We could call $\delta \in \operatorname{End}_k(A)$ satisfying \begin{align*} \delta(ab) = \delta(a)b + \gamma(a_1) a_2 \delta(b) \end{align*} a "derivation up to $\gamma$" or something like that. Here I'm using a sumless Sweedler-type notation.
Now I want to put another condition $(P_\gamma)$, which is: $\delta$ should satisfy $$ \gamma(a_1) \delta(a_2) = \gamma(\delta(a_1)) \delta(a_2)\ . $$
With these conditions one computes:
Lemma. The usual commutator turns the space of derivations up to $\gamma$ satisfying condition $(P_\gamma)$ into a Lie-algebra
I have two (dependent) questions:
- Is this trivial? I've only checked in one example, namely the group Hopf algebra of the cyclic group of order 2. There is one non-trivial choice for $\gamma$, and then there's only one endomorphism satisfying $(P_\gamma)$, but it is not a "derivation up to $\gamma$".

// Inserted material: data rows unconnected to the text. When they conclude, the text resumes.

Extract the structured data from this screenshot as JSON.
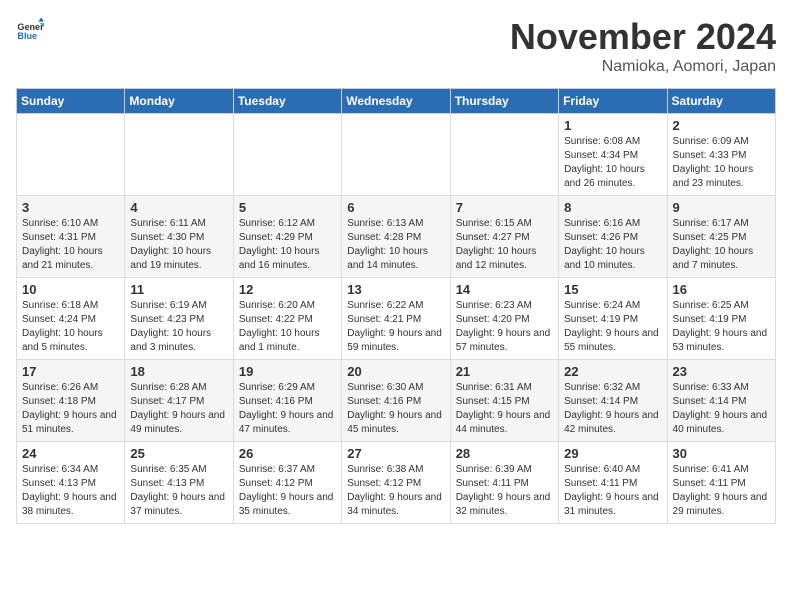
{
  "logo": {
    "general": "General",
    "blue": "Blue"
  },
  "header": {
    "month": "November 2024",
    "location": "Namioka, Aomori, Japan"
  },
  "days_of_week": [
    "Sunday",
    "Monday",
    "Tuesday",
    "Wednesday",
    "Thursday",
    "Friday",
    "Saturday"
  ],
  "weeks": [
    [
      {
        "day": "",
        "detail": ""
      },
      {
        "day": "",
        "detail": ""
      },
      {
        "day": "",
        "detail": ""
      },
      {
        "day": "",
        "detail": ""
      },
      {
        "day": "",
        "detail": ""
      },
      {
        "day": "1",
        "detail": "Sunrise: 6:08 AM\nSunset: 4:34 PM\nDaylight: 10 hours and 26 minutes."
      },
      {
        "day": "2",
        "detail": "Sunrise: 6:09 AM\nSunset: 4:33 PM\nDaylight: 10 hours and 23 minutes."
      }
    ],
    [
      {
        "day": "3",
        "detail": "Sunrise: 6:10 AM\nSunset: 4:31 PM\nDaylight: 10 hours and 21 minutes."
      },
      {
        "day": "4",
        "detail": "Sunrise: 6:11 AM\nSunset: 4:30 PM\nDaylight: 10 hours and 19 minutes."
      },
      {
        "day": "5",
        "detail": "Sunrise: 6:12 AM\nSunset: 4:29 PM\nDaylight: 10 hours and 16 minutes."
      },
      {
        "day": "6",
        "detail": "Sunrise: 6:13 AM\nSunset: 4:28 PM\nDaylight: 10 hours and 14 minutes."
      },
      {
        "day": "7",
        "detail": "Sunrise: 6:15 AM\nSunset: 4:27 PM\nDaylight: 10 hours and 12 minutes."
      },
      {
        "day": "8",
        "detail": "Sunrise: 6:16 AM\nSunset: 4:26 PM\nDaylight: 10 hours and 10 minutes."
      },
      {
        "day": "9",
        "detail": "Sunrise: 6:17 AM\nSunset: 4:25 PM\nDaylight: 10 hours and 7 minutes."
      }
    ],
    [
      {
        "day": "10",
        "detail": "Sunrise: 6:18 AM\nSunset: 4:24 PM\nDaylight: 10 hours and 5 minutes."
      },
      {
        "day": "11",
        "detail": "Sunrise: 6:19 AM\nSunset: 4:23 PM\nDaylight: 10 hours and 3 minutes."
      },
      {
        "day": "12",
        "detail": "Sunrise: 6:20 AM\nSunset: 4:22 PM\nDaylight: 10 hours and 1 minute."
      },
      {
        "day": "13",
        "detail": "Sunrise: 6:22 AM\nSunset: 4:21 PM\nDaylight: 9 hours and 59 minutes."
      },
      {
        "day": "14",
        "detail": "Sunrise: 6:23 AM\nSunset: 4:20 PM\nDaylight: 9 hours and 57 minutes."
      },
      {
        "day": "15",
        "detail": "Sunrise: 6:24 AM\nSunset: 4:19 PM\nDaylight: 9 hours and 55 minutes."
      },
      {
        "day": "16",
        "detail": "Sunrise: 6:25 AM\nSunset: 4:19 PM\nDaylight: 9 hours and 53 minutes."
      }
    ],
    [
      {
        "day": "17",
        "detail": "Sunrise: 6:26 AM\nSunset: 4:18 PM\nDaylight: 9 hours and 51 minutes."
      },
      {
        "day": "18",
        "detail": "Sunrise: 6:28 AM\nSunset: 4:17 PM\nDaylight: 9 hours and 49 minutes."
      },
      {
        "day": "19",
        "detail": "Sunrise: 6:29 AM\nSunset: 4:16 PM\nDaylight: 9 hours and 47 minutes."
      },
      {
        "day": "20",
        "detail": "Sunrise: 6:30 AM\nSunset: 4:16 PM\nDaylight: 9 hours and 45 minutes."
      },
      {
        "day": "21",
        "detail": "Sunrise: 6:31 AM\nSunset: 4:15 PM\nDaylight: 9 hours and 44 minutes."
      },
      {
        "day": "22",
        "detail": "Sunrise: 6:32 AM\nSunset: 4:14 PM\nDaylight: 9 hours and 42 minutes."
      },
      {
        "day": "23",
        "detail": "Sunrise: 6:33 AM\nSunset: 4:14 PM\nDaylight: 9 hours and 40 minutes."
      }
    ],
    [
      {
        "day": "24",
        "detail": "Sunrise: 6:34 AM\nSunset: 4:13 PM\nDaylight: 9 hours and 38 minutes."
      },
      {
        "day": "25",
        "detail": "Sunrise: 6:35 AM\nSunset: 4:13 PM\nDaylight: 9 hours and 37 minutes."
      },
      {
        "day": "26",
        "detail": "Sunrise: 6:37 AM\nSunset: 4:12 PM\nDaylight: 9 hours and 35 minutes."
      },
      {
        "day": "27",
        "detail": "Sunrise: 6:38 AM\nSunset: 4:12 PM\nDaylight: 9 hours and 34 minutes."
      },
      {
        "day": "28",
        "detail": "Sunrise: 6:39 AM\nSunset: 4:11 PM\nDaylight: 9 hours and 32 minutes."
      },
      {
        "day": "29",
        "detail": "Sunrise: 6:40 AM\nSunset: 4:11 PM\nDaylight: 9 hours and 31 minutes."
      },
      {
        "day": "30",
        "detail": "Sunrise: 6:41 AM\nSunset: 4:11 PM\nDaylight: 9 hours and 29 minutes."
      }
    ]
  ]
}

I can't see why it should be trivial in general.
- If it's not trivial, then people must have thought about it before. Can anyone point me to a reference?
PS: Without writing out all my thoughts, the condition for $\gamma$ to be an idempotent could probably be replaced to $\gamma$ being central in $A^*$. But that leads to another structure.
Edit: I have computed for some other group algebras of cyclic groups, and just finished a computation in Sweedler's Hopf algebra. The space of endomorphisms satisfying both conditions was always zero (I have not tried each idempotent of the dual, though). This saddens me.